Kaz Brekker, criminal prodigy, is by the age of seventeen a gang boss’s second with a reputation and the nickname Dirtyhands, as well as an unquenchable thirst for riches. When he’s offered thirty million by a rich council merchant with underworld contacts and questionable motives, in return for breaking into the impenetrable Ice Court and stealing a hostage who could potentially cause the end of the world, of course he accepts.

But he’s going to need help: an underworld Wraith with a debt to pay off; a gang lieutenant who gambles far too much; an exiled Heartrender who longs to return home; a foreign warrior incarcerated for slave trading; and an ammo expert with surprising parentage.

Their journey will take them to the biggest military stronghold of a Grisha-hating country, where the elite witch-hunters gather every year to celebrate the new additions to their ranks. Kaz and his gang will have to sail across dangerous waters, break into and out of a high-security prison, survive a whirl of visiting dignitaries and warriors of the high north, and escape unscathed enough to collect their reward, all in two weeks.

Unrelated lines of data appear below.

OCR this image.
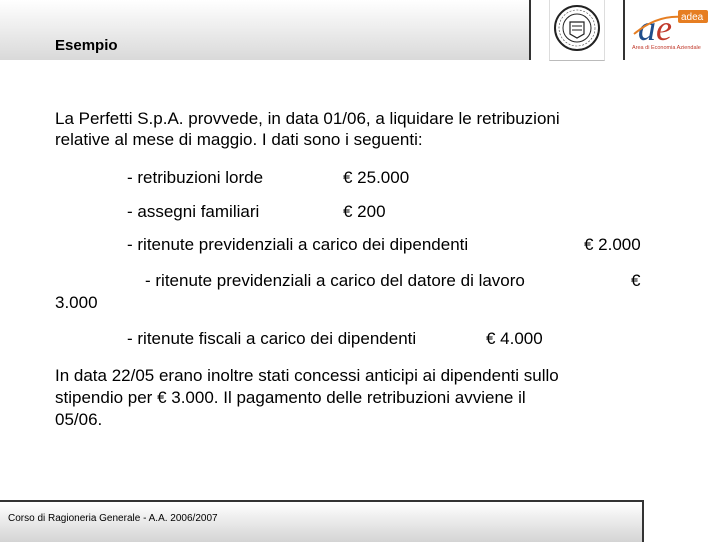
Esempio	a e adea
Area di Economia Aziendale
La Perfetti S.p.A. provvede, in data 01/06, a liquidare le retribuzioni
relative al mese di maggio. I dati sono i seguenti:
- retribuzioni lorde	€ 25.000
- assegni familiari	€ 200
- ritenute previdenziali a carico dei dipendenti	€ 2.000
- ritenute previdenziali a carico del datore di lavoro	€
3.000
- ritenute fiscali a carico dei dipendenti	€ 4.000
In data 22/05 erano inoltre stati concessi anticipi ai dipendenti sullo
stipendio per € 3.000. Il pagamento delle retribuzioni avviene il
05/06.
Corso di Ragioneria Generale - A.A. 2006/2007
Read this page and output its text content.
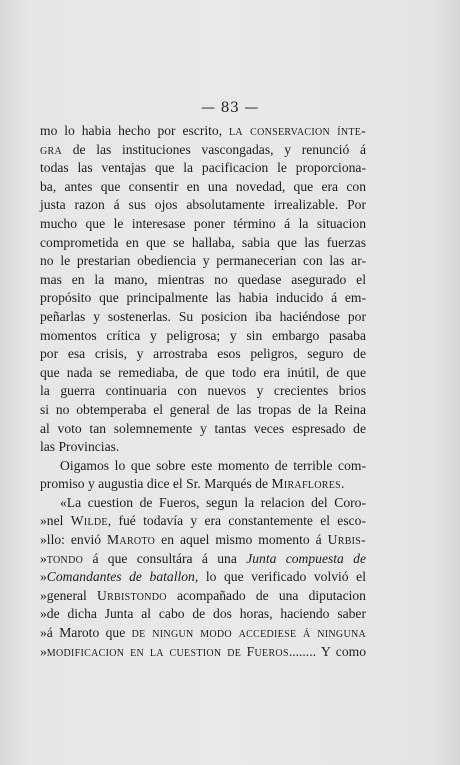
— 83 —
mo lo habia hecho por escrito, la conservacion ínte-
gra de las instituciones vascongadas, y renunció á
todas las ventajas que la pacificacion le proporciona-
ba, antes que consentir en una novedad, que era con
justa razon á sus ojos absolutamente irrealizable. Por
mucho que le interesase poner término á la situacion
comprometida en que se hallaba, sabia que las fuerzas
no le prestarian obediencia y permanecerian con las ar-
mas en la mano, mientras no quedase asegurado el
propósito que principalmente las habia inducido á em-
peñarlas y sostenerlas. Su posicion iba haciéndose por
momentos crítica y peligrosa; y sin embargo pasaba
por esa crisis, y arrostraba esos peligros, seguro de
que nada se remediaba, de que todo era inútil, de que
la guerra continuaria con nuevos y crecientes brios
si no obtemperaba el general de las tropas de la Reina
al voto tan solemnemente y tantas veces espresado de
las Provincias.
Oigamos lo que sobre este momento de terrible com-
promiso y augustia dice el Sr. Marqués de Miraflores.
«La cuestion de Fueros, segun la relacion del Coro-
»nel Wilde, fué todavía y era constantemente el esco-
»llo: envió Maroto en aquel mismo momento á Urbis-
»tondo á que consultára á una Junta compuesta de
»Comandantes de batallon, lo que verificado volvió el
»general Urbistondo acompañado de una diputacion
»de dicha Junta al cabo de dos horas, haciendo saber
»á Maroto que de ningun modo accediese á ninguna
»modificacion en la cuestion de Fueros........ Y como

In this book, Bardugo shows her talent as a writer in full, mixing brilliant settings with a heart-pounding plot and unforgettable characters. As the book goes on, alliances deepen and loyalties shift, and the five points of view we are given makes it hard to tear our hearts from the rest to support a single person’s quest. It’s brilliance continues throughout, leaving you at the end with a mind full of questions and a year’s wait for book two.

The Six of Crows aren’t an assortment of people who are going to just wait for fortune to walk into their grasp. No, they’re going to go on a mission that will probably get them killed and might just kill everyone else, while the shifting loyalties of those around them begin to determine the fate of their countries, their people, their hearts.

Together they’re going to burn down the world.